Les zones de police ne savent déjà plus quoi faire des sommes reçues via le fonds des amendes routières

BRUXELLES Nos confrères du Nieuwsblad relataient ce lundi matin le constat du ministre Dewael selon lequel certaines zones de police dépensaient très peu d'argent provenant chaque année du Fonds des amendes routières. Un constat duquel part une idée : permettre aux zones de police d'investir dans autre chose que la sécurité routière.
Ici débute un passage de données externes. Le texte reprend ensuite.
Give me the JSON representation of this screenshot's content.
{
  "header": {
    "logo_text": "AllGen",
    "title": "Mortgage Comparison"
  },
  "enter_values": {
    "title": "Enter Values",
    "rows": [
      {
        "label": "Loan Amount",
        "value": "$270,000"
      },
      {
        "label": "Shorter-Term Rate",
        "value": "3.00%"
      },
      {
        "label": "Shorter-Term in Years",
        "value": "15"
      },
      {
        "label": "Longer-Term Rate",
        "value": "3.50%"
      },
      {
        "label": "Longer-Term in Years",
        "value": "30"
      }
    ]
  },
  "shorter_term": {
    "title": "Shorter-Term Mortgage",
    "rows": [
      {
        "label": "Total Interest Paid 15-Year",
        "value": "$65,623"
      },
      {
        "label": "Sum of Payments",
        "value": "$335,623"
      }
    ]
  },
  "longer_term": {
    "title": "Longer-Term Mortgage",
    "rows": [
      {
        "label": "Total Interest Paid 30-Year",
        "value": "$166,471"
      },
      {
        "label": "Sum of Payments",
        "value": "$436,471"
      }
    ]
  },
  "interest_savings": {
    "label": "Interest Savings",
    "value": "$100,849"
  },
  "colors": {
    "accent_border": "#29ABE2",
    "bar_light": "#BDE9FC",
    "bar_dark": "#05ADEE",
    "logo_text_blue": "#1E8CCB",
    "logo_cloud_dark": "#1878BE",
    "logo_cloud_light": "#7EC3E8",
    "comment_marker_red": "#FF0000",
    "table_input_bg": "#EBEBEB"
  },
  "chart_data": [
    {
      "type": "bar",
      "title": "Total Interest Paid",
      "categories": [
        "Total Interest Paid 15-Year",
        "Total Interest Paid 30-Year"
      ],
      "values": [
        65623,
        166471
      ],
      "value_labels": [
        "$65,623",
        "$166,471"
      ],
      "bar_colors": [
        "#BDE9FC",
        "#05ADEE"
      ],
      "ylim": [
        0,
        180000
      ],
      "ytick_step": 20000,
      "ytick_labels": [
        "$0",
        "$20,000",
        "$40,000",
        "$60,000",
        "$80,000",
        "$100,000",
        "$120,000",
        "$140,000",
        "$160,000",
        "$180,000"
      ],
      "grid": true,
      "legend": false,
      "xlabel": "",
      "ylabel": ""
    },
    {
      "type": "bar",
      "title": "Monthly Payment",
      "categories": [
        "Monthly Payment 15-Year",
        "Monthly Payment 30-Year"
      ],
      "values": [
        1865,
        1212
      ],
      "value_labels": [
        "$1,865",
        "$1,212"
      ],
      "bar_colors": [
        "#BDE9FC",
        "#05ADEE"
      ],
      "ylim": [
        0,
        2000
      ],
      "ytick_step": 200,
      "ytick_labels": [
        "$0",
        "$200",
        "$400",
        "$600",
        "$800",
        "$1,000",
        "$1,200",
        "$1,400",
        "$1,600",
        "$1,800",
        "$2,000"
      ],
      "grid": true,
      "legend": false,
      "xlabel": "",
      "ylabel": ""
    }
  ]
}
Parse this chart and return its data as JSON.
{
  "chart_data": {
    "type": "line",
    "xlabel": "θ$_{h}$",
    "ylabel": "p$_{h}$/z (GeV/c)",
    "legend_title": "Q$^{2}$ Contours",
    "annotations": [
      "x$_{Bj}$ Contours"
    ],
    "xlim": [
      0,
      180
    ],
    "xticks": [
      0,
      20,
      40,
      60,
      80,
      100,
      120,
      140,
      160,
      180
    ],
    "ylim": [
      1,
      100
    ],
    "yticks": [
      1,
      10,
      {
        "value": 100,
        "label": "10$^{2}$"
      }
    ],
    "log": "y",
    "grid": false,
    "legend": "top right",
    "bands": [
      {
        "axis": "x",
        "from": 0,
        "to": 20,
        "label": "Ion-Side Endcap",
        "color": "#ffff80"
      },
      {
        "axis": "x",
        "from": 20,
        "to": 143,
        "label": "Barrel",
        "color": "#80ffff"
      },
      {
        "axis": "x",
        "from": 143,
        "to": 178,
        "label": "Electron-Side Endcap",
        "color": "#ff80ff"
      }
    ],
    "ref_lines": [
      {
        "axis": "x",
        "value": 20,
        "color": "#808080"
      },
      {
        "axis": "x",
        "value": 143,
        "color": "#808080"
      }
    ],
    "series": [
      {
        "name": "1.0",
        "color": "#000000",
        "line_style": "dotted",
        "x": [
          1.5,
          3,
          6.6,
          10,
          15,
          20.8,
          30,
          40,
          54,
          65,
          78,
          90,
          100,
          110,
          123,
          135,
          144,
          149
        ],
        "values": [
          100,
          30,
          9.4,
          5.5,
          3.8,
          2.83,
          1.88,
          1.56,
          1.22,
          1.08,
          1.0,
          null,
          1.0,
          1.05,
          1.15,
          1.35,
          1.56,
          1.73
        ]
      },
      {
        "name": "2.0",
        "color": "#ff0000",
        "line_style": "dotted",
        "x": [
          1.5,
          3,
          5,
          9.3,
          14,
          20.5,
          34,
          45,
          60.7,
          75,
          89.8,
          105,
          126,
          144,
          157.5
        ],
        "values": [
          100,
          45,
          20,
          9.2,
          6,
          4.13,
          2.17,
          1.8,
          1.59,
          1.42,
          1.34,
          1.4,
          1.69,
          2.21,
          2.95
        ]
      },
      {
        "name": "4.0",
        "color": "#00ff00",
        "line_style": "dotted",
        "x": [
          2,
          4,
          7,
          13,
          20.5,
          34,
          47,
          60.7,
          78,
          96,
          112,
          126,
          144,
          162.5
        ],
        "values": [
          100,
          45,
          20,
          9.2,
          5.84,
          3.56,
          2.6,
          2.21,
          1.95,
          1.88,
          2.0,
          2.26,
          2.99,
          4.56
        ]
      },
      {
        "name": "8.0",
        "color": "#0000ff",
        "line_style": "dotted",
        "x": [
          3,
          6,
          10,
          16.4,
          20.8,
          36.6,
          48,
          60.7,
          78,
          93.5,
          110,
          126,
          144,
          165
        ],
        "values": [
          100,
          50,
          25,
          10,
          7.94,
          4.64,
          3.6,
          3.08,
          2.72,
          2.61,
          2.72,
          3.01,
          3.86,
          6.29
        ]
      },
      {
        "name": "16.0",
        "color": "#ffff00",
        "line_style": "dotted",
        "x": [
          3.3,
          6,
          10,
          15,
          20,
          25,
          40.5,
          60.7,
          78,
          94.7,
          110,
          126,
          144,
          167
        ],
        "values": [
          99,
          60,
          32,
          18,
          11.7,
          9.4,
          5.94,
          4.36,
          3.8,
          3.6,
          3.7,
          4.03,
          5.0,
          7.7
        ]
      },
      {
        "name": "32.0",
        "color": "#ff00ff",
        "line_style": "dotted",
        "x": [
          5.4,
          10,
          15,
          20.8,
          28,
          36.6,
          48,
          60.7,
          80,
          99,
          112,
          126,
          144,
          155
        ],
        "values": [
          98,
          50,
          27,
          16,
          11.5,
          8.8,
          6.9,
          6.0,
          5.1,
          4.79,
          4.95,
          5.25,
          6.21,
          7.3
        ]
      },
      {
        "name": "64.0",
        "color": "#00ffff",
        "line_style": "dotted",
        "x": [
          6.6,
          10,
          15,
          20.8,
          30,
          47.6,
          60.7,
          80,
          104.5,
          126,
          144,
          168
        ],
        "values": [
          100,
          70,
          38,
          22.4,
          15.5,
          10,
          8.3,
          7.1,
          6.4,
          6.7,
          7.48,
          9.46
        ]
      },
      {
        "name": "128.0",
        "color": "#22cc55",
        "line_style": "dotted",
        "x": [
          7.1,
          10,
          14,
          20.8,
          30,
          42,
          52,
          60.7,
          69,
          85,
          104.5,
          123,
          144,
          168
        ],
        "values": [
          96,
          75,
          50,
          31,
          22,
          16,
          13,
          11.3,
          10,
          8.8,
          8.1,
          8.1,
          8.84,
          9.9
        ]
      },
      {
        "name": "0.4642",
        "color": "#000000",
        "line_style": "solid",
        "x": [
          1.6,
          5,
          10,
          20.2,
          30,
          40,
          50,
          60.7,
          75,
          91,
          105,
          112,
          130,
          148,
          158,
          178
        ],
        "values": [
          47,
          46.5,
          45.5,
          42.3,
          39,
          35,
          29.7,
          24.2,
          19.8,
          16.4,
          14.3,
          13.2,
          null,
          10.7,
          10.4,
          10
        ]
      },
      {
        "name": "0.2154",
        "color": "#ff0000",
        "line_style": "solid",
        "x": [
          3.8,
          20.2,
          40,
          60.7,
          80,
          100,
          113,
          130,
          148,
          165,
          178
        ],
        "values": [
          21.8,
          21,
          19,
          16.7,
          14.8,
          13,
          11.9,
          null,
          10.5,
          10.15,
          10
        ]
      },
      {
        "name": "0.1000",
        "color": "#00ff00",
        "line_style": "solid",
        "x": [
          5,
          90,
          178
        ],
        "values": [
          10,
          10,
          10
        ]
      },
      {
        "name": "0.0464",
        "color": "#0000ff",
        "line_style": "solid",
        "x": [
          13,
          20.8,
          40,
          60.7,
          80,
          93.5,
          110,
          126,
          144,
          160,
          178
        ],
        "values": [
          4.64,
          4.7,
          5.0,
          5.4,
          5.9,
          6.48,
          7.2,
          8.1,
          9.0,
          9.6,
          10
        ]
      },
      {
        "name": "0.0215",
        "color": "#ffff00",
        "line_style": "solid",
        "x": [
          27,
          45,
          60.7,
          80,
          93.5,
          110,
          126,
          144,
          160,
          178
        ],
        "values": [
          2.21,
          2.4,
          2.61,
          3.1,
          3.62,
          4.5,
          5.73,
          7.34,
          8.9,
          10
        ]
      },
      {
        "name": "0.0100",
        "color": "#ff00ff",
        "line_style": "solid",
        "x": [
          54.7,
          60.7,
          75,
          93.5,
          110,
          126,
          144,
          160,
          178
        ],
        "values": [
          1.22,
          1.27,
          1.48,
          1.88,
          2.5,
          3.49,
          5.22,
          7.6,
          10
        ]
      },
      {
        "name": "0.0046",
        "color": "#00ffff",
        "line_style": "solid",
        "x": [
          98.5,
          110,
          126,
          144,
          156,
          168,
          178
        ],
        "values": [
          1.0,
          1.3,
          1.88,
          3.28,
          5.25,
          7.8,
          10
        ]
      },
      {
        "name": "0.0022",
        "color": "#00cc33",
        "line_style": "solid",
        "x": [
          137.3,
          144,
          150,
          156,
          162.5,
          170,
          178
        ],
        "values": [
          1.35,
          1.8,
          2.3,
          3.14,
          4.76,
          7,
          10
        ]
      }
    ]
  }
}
En effet, si cet apport non négligeable au budget des zones de police est une bouffée financière d'air frais, elle est contraignante. Les zones de police ont l'obligation d'investir cet argent dans des moyens permettant d'améliorer la sécurité routière sur leur territoire. Achat de radars préventifs ou répressifs, achat de véhicules, amélioration de telle ou telle infrastructure routière, placement de panneaux, achat de matériel permettant de contrôler l'alcoolémie au volant...

En dehors de cela, cet argent ne peut pas servir à, par exemple, investir dans la technoprévention, la lutte contre l'insécurité, les vols, le vandalisme ou toute autre délinquance.

Au bout d'à peine deux ans de fonctionnement, les zones de police ont déjà procédé à pas mal d'investissements qui ne sont pas encore dépassés et qu'il n'est plus nécessaire de faire.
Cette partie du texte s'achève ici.